M.G: Revenons en arrière: nous avons pris la décision pour Daniel Manzato fin octobre 2020. À cette époque, Gauthier Descloux survolait la ligue, et Stéphane Charlin était très bon en Swiss League (NDLR: la deuxième division helvétique). À ce moment-là, tu ne penses pas qu’une année plus tard tu vas avoir des problèmes en défense. J’adore Daniel Manzato, c’est une des personnes que je préfère dans le monde du hockey, c’était dur de le voir partir. Mais sportivement parlant, il n’a gagné que 3 matchs sur 9 en saison régulière l’an dernier. La stratégie du club est de mettre les jeunes en avant. Il était plus logique pour moi d’avoir Stéphane Charlin en doublure avec le meilleur gardien de la ligue en numéro un et investir l'argent économisé pour engager Josh Jooris ou un 5e joueur étranger. Alors oui, peut-être que nous aurions gagné quelques matchs de plus cette saison avec Daniel Manzato. Mais ça, nous le sauront jamais.

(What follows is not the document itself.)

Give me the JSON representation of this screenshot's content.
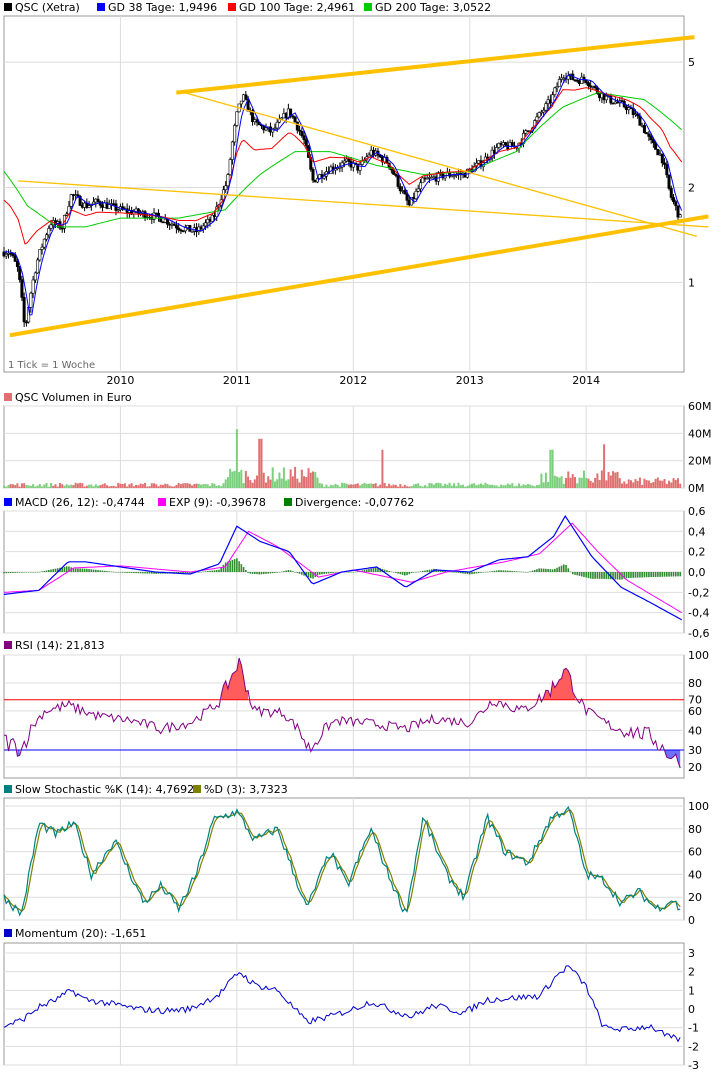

V.E: Patrick Emond avait un contrat jusqu’à la fin de la saison 2022-23, quel est son avenir dans le club?

M.G: Pour l’instant, c’est trop frais pour parler de ça.

V.E: Un mot sur Jan Cadieux, c’était l’assistant de Pat Emond. Pourquoi avoir choisi lui plutôt que quelqu’un de l’extérieur?

M.G: L’équipe est soudée et a envie de jouer. Je préfère avoir un coach qui connait ses joueurs individuellement et personne ne connaît mieux l’équipe que Jan. Une personne de l’extérieur demande un temps d’adaptation, qui peut être parfois trop long. Je pense que Jan est un bosseur. Il va mettre de la passion et du fun.

V.E: Quel objectif fixez-vous à Jan Cadieux?

M.G: Nous n’avons pas d’objectif, mais si l’on change c’est pour aller en playoffs.